Guevara’s peasant guerrilla strategy was far from the Marxist conception of socialism as the self-emancipation of the working class.

He never focussed on the working class as the crucial agent of change:
In Cuba 1933 soviets had been set up in the sugar mills;
Bolivia - militant history of struggle – miners 1952 ;
Argentina also had a vibrant workers’ movement e.g. Cordoba.
All ignored

What is actually ignored - by these notes - is the active participation of the working class in the Cuban Revolution. From the agricultural wage-workers who joined the Rebel Army, to the general strike which dealt the final blow to the regime, specifically to the attempt to set up a military junta to replace Batista.

Also, a number of those joining the guerilla and the support network in Bolivia were in fact miners. See Fertile Ground by Rodolfo Saldana - a former miner who headed the underground support network, and details miners' efforts to aid the guerillas. See also the ELN's communique to the miners, included in any decent edition of the Bolivian Diary.

TC
17th June 2005, 10:59
Originally posted by [email protected] 17 2005, 07:39 AM

No, in fact, Che did not side with Mao in the Sino-Soviet split, nor was there any division between Che and Fidel on this.Read the sticky thread - second to last post. (http://www.revolutionaryleft.com/index.php?showtopic=1227&st=40) People who repeat this rumor can never support it with any statement from Che, and they ignore the statements Che did make.
http://www.margencero.com/musica/che/che-mao.jpg





"Once more I could convince myself how terrible the capitalist octopuses are. I swore on a picture of our old and bewailed comrade Stalin, I swore not to rest before these capitalist octopuses are destroyed."


-Ernesto Guevara, Costa Rica, November 1953


He rejected Khrushchev’s speech in 1956 denouncing the crimes of Stalin as “imperialist propaganda” and defended the Russian invasion of Hungary that crushed the workers’ uprising there in the same year...
Guevara came to be regarded as pro-Chinese from 1963 – calling Mao a “wise man.".
http://www.workersliberty.org/node/view/3076

notes from a talk by Paul Hampton at the AWL London forum 16 September 2004, siting Jorge G. Castaneda's Companero : The Life and Death of Che Guevara
http://www.amazon.com/exec/obidos/tg/detai...=books&n=507846 (http://www.amazon.com/exec/obidos/tg/detail/-/0679759409/qid=1119000977/sr=8-1/ref=sr_8_xs_ap_i1_xgl14/002-0704421-2501620?v=glance&s=books&n=507846)



"The Argentine was determined to push ahead with the armed struggle in Latin America, he distrusted the Kremlin’s policy of peaceful co-existence, and in the Sino-Soviet schism, he was on the Chinese side."

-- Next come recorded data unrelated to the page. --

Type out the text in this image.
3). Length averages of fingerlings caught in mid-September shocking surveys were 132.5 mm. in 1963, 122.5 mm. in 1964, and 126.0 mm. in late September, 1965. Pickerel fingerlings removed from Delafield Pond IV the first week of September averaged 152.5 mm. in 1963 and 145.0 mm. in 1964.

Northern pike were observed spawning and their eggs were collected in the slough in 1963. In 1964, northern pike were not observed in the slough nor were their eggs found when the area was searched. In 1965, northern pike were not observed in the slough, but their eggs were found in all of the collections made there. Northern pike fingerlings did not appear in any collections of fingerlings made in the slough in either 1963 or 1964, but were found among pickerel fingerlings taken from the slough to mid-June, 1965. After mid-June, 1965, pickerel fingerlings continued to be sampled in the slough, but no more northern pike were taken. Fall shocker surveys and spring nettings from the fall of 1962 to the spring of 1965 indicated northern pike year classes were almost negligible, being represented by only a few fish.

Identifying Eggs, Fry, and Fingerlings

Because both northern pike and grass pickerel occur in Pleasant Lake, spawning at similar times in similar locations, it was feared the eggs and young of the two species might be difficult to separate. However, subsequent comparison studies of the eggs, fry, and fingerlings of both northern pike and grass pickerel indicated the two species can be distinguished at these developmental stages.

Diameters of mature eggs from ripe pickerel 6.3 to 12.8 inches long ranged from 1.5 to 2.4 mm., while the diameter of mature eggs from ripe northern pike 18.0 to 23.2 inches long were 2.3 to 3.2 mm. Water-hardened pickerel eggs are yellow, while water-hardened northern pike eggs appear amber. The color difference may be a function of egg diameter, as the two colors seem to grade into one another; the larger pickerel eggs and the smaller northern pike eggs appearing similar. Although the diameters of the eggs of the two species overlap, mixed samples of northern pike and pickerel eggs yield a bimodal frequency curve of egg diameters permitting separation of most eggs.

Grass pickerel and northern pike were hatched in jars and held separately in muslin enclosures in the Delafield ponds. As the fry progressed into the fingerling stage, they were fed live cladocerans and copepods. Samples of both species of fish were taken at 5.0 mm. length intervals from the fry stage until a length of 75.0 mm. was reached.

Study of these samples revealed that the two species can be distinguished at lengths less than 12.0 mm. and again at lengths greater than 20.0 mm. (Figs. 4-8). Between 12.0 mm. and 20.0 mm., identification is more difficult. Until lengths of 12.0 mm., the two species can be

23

-Vitali Korionov, , deputy chief of the Central Committee’s America’s Department, 1964, after having met with Che in Moscow.

Severian
19th June 2005, 05:49
Originally posted by [email protected] 17 2005, 03:59 AM

He rejected Khrushchev’s speech in 1956 denouncing the crimes of Stalin as “imperialist propaganda” and defended the Russian invasion of Hungary that crushed the workers’ uprising there in the same year...
Guevara came to be regarded as pro-Chinese from 1963 – calling Mao a “wise man.".
http://www.workersliberty.org/node/view/3076

notes from a talk by Paul Hampton at the AWL London forum 16 September 2004, siting Jorge G. Castaneda's Companero : The Life and Death of Che Guevara
http://www.amazon.com/exec/obidos/tg/detai...=books&n=507846 (http://www.amazon.com/exec/obidos/tg/detail/-/0679759409/qid=1119000977/sr=8-1/ref=sr_8_xs_ap_i1_xgl14/002-0704421-2501620?v=glance&s=books&n=507846)

God, that's even more pathetic than your posts making excuses for Chinese police today trying to break up peasant's protests.

You even cited the article linked at the beginning of the thread, which I already debunked in detail. And Castaneda's pack of lies.

Like Sherlock Holmes' dog which didn't bark, the most significant thing is what wasn't in your post: any relevant quote from Che.